En Intervenidos pueden asomarse temáticas y problemas concretos: contaminación, diabetes y escasez de medicamentos, pobreza, represión política, censura, resiliencia y activismo. También nombres de cómplices citados en la obra: José Vívenes, Juan Diego Pérez, Pancho Acuña, Jesús Briceño, Carolina Afonso, Max Provenzano, Cesibel Navas, Ana Mosquera, Victoria Arispe y Elvira Prieto. Sin embargo, las temáticas, los problemas y las personas están asediados por la volatilidad de la información: intervenidos por la confusión semiótica de nuestra vida tóxica.

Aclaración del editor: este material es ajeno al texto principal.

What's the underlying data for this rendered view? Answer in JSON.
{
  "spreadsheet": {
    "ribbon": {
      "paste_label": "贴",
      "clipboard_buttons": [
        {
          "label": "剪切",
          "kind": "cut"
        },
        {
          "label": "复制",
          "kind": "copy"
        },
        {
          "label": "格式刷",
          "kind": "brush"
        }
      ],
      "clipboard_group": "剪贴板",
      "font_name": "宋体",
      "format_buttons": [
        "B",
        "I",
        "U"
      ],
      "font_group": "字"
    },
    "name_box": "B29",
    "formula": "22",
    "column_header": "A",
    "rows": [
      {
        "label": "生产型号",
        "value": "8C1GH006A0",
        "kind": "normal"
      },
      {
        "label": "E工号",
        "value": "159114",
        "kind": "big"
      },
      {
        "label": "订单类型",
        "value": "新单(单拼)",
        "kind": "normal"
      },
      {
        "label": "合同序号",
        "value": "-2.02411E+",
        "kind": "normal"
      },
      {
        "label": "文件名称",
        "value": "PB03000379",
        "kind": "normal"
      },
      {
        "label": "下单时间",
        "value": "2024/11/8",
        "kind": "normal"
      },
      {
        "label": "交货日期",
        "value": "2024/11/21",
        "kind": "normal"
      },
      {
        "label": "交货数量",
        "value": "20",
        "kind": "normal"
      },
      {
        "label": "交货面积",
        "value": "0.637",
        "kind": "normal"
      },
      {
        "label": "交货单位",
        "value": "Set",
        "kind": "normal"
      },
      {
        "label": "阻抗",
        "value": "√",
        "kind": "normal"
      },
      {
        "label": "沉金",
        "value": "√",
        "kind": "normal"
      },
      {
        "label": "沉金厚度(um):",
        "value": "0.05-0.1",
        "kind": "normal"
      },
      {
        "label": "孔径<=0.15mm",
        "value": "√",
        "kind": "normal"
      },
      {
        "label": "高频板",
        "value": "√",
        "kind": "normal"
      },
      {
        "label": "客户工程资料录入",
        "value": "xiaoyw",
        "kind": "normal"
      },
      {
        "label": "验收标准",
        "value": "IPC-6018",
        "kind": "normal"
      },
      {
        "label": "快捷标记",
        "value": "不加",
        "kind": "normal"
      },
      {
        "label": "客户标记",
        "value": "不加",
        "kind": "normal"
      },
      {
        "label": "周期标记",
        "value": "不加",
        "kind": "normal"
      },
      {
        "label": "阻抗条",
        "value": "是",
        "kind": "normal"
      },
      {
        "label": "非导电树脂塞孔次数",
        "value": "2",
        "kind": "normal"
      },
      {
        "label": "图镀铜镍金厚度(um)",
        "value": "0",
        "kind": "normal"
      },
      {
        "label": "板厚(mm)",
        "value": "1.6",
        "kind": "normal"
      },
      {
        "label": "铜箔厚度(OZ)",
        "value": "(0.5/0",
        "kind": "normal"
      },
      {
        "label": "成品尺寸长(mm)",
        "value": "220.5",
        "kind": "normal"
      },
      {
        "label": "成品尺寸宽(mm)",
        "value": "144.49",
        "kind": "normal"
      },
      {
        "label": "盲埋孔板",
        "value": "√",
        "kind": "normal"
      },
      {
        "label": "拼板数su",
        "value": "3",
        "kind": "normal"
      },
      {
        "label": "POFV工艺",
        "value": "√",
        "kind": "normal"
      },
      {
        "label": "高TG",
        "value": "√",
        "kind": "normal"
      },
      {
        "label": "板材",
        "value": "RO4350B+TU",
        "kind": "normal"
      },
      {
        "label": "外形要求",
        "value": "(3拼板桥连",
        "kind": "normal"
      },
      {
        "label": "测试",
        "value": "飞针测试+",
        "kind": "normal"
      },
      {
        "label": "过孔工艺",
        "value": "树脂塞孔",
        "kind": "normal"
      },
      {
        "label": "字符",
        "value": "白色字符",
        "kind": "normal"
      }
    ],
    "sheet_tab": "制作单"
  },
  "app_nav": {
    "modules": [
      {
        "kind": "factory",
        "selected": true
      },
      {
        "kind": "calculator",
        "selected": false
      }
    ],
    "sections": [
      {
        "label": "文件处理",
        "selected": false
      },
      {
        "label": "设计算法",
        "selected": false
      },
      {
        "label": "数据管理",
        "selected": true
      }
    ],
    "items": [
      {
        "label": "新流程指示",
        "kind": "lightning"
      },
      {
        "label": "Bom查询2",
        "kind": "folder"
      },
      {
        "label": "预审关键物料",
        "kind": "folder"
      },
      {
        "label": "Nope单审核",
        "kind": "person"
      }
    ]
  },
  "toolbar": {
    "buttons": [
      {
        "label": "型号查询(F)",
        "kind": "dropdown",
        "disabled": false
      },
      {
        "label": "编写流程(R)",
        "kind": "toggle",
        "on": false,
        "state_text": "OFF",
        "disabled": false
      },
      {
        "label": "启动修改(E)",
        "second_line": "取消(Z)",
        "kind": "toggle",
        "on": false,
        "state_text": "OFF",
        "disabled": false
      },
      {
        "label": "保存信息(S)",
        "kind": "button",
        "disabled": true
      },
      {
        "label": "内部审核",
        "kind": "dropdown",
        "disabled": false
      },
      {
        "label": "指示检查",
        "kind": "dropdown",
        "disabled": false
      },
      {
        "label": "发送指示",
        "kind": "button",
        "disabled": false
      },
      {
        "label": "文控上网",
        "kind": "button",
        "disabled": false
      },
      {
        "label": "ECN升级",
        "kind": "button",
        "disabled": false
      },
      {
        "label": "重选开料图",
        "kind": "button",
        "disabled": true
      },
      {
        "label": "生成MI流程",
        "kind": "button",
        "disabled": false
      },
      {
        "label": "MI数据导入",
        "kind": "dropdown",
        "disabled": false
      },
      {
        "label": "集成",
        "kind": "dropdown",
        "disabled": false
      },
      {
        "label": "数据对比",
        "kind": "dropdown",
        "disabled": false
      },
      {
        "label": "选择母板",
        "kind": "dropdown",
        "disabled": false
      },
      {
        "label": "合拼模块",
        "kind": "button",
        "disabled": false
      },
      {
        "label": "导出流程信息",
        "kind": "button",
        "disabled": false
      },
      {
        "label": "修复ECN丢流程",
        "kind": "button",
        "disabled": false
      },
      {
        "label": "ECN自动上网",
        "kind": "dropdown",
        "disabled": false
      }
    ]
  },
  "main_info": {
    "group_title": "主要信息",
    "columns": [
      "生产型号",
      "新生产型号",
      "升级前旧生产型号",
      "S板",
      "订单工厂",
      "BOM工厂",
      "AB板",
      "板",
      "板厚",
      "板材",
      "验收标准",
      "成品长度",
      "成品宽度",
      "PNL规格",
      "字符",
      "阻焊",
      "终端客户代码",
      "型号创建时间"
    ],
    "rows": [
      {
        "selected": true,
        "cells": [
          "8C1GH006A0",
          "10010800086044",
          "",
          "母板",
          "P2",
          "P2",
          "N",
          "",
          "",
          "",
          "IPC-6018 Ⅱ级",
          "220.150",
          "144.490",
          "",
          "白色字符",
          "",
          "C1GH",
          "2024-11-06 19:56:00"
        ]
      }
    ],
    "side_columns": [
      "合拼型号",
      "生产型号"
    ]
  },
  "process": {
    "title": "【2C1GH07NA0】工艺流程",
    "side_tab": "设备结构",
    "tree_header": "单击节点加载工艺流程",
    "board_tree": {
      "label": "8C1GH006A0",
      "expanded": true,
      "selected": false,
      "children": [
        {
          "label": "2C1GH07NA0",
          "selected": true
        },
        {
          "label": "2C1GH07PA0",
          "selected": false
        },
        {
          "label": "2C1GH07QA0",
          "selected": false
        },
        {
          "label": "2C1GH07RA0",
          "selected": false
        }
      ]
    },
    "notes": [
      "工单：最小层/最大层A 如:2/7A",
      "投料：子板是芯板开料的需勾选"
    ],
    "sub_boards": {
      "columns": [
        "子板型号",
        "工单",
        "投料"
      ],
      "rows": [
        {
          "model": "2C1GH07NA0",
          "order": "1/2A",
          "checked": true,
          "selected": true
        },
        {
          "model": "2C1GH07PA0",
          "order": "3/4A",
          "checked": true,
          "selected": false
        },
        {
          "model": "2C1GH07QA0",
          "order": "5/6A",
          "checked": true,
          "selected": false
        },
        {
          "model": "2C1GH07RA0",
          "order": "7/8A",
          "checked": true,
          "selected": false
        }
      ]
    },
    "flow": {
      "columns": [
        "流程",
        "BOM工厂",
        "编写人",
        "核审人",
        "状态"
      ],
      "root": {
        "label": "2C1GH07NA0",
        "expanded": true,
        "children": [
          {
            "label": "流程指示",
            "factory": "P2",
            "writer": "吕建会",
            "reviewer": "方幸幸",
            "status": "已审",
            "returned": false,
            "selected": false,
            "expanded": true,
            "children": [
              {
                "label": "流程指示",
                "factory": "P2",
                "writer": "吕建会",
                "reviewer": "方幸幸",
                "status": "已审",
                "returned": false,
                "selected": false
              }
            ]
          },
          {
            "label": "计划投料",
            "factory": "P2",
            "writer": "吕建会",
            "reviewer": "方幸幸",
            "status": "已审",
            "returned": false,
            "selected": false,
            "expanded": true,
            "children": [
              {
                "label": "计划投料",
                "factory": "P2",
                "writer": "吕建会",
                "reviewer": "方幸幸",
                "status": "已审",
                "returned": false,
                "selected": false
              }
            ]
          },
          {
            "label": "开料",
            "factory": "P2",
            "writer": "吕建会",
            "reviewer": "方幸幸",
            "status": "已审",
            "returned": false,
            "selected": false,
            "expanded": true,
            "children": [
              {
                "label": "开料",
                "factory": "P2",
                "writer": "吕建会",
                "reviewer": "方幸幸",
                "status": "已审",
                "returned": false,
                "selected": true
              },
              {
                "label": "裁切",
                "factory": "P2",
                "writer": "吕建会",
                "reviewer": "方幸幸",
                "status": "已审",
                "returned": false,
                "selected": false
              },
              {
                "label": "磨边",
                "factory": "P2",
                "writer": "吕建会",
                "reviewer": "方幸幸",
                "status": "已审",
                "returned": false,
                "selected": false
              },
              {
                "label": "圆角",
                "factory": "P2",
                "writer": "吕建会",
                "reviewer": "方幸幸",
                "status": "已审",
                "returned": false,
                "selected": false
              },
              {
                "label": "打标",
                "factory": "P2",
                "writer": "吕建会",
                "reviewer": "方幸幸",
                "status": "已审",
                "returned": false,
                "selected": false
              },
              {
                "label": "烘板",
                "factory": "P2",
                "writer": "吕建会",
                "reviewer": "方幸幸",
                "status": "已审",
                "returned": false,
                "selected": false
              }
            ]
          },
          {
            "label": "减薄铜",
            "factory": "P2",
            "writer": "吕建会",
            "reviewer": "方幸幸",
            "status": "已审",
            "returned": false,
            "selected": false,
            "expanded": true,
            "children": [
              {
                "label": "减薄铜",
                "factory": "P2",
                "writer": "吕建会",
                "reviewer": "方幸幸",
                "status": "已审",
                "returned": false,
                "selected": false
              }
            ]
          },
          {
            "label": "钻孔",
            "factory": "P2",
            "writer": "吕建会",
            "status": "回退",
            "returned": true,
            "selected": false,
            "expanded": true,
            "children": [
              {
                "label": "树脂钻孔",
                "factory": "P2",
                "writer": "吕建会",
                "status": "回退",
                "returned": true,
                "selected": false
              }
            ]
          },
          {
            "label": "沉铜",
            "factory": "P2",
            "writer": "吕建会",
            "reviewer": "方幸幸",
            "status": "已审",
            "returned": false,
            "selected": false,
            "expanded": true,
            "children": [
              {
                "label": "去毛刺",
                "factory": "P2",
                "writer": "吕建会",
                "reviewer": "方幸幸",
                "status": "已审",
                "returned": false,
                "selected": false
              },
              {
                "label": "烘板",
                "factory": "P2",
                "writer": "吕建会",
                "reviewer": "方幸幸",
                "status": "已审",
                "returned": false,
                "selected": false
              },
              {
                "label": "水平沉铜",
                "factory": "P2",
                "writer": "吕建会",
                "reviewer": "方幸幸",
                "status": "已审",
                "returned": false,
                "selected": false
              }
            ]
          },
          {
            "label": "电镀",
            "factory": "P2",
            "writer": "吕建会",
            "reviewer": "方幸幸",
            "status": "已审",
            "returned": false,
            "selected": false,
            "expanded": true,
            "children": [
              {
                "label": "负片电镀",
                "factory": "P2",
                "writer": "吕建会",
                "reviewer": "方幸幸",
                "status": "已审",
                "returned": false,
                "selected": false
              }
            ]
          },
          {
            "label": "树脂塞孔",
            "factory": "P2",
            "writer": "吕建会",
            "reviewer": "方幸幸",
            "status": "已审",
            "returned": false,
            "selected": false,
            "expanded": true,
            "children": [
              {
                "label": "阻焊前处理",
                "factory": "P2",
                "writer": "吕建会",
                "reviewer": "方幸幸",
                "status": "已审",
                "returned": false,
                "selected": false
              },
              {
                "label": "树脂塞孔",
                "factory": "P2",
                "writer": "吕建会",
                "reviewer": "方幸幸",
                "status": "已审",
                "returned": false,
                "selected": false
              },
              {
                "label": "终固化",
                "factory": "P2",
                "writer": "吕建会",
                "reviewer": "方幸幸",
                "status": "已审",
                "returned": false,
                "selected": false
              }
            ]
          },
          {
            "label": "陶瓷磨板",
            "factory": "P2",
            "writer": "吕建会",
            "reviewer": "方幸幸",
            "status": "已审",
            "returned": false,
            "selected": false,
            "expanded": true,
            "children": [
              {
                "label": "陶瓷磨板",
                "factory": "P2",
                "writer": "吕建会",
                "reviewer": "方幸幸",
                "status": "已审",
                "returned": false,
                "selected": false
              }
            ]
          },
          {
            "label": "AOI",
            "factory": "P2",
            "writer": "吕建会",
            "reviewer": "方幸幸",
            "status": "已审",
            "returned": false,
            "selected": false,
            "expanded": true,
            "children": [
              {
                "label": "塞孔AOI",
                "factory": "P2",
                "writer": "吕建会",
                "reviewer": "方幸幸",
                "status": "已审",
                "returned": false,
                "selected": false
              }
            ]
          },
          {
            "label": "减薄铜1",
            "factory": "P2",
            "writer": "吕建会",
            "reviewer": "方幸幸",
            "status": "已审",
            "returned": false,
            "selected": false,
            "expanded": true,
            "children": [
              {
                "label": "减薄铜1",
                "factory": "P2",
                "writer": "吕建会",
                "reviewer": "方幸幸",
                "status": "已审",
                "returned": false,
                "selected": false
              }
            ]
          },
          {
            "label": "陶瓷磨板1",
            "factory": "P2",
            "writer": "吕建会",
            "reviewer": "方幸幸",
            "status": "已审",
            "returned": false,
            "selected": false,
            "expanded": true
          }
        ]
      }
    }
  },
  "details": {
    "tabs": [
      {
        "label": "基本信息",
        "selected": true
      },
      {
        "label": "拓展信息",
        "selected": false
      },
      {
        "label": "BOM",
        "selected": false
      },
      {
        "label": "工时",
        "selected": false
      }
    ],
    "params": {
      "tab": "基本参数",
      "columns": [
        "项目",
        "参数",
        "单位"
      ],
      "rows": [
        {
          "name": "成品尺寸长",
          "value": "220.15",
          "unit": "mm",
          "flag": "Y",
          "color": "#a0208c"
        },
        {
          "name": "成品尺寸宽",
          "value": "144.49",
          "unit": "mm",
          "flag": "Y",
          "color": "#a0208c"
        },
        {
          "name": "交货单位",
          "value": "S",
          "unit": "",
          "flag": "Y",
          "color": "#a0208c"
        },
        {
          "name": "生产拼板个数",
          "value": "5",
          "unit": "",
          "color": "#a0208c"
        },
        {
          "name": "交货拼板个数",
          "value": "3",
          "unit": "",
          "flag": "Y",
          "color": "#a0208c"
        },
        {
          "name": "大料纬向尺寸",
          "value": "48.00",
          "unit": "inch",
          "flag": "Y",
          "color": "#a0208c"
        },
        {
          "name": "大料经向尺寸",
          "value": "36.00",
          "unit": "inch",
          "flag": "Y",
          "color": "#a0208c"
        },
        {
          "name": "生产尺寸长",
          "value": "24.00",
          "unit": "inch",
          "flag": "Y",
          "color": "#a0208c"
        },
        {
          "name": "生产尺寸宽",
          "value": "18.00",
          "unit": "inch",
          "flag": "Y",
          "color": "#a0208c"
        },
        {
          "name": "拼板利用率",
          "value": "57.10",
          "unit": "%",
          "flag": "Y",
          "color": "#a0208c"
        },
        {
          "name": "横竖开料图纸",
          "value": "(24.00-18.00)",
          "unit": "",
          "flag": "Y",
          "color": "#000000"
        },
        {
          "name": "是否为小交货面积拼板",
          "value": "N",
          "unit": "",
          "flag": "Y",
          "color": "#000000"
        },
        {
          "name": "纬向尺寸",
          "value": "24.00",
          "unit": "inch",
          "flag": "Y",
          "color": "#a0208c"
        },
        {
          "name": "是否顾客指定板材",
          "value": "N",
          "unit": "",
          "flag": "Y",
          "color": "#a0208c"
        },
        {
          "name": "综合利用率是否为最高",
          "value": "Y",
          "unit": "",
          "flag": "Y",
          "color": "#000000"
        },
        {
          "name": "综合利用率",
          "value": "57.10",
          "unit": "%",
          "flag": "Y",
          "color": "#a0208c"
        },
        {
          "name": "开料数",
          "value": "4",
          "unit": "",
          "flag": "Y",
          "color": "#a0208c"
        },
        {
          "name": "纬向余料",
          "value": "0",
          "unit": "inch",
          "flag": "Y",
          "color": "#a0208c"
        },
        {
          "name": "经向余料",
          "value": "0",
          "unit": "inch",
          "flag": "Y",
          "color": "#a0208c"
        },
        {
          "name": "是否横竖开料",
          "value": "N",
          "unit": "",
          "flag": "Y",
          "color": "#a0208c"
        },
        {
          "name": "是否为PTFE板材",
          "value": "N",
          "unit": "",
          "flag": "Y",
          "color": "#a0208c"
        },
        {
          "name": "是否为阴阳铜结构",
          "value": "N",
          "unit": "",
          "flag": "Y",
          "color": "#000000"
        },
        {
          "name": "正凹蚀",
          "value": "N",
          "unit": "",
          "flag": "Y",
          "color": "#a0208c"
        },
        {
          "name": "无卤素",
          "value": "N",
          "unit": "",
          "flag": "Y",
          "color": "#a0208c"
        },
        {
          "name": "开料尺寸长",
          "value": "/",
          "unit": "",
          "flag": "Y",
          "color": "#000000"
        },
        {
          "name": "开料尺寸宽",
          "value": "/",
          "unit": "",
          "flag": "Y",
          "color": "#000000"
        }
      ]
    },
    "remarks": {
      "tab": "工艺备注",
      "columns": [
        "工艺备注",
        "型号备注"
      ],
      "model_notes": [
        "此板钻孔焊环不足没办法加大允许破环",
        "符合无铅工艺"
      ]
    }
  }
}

Arispe en Intervenidos no ha hecho un panfleto, un catálogo, un manifiesto o lanzando una denuncia. Su propósito está relacionado a la necesidad de mostrar, dejar aparecer: intervenir como acontecer. Por eso la obra es una operación cultural: una experiencia de la experiencia de Ricardo Arispe por el mundo. La función de las imágenes, en su laberinto-muestra, es activar el performance de la sociedad del instante: la nuestra, la de todos quienes no podemos arrancarnos las máscaras que este siglo nos condenó a usar.